There is no escaping the verdict on Oxfordshire's schools. The county's new education director said it last week, and this week no less an authority than the Audit Commission agreed - Oxfordshire's state schools are not performing as well as they should be.
The picture is of such concern to the Audit Commission that it has lowered the otherwise highly performing county council from a four-star to a three-star authority.
One presumes that in awarding the county four stars last year, it was suggesting that schools in Oxfordshire were on the way up.
The truth, however, is that concerns about the performance of Oxfordshire schools have been around for a very long time. They have been acknowledged by county councillors in the past and much has been made of attempts to improve things, from abolishing the three-tier system in Oxford to the introduction of award schemes designed to encourage attainment.
Quite plainly, it has not been enough.
A former head of Peers School, Prof Bob Moon, writing in this week's The Oxford Times, says achieving improved results is not rocket science.
He outlines a ten-point plan of measures that he believes would improve attainment. He is right, none of what he suggests is rocket science. They are practical systems of checking progress and achievement. Worryingly, he says he is astonished by how many schools use these tools only half-heartedly.

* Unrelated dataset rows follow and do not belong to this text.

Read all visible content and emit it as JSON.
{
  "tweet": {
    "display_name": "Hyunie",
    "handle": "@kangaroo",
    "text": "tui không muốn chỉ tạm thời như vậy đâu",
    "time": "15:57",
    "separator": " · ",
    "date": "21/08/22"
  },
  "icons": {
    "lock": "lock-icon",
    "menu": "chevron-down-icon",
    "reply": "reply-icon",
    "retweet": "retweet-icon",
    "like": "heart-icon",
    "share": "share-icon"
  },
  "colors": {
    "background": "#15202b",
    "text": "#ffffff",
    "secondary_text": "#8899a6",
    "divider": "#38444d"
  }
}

County council leader Keith Mitchell, on the other hand, suggests that the reasons for schools in Oxfordshire not doing so well are complex. There is a difference of opinion here, and Mr Mitchell needs to explain what he means by this.
There is nothing in Prof Moon's plan that schools should not already be doing. If, as he suggests, they are doing it only half-heartedly, that implies that the same rigour is lacking in the county council's procedures for monitoring and driving performance in its schools.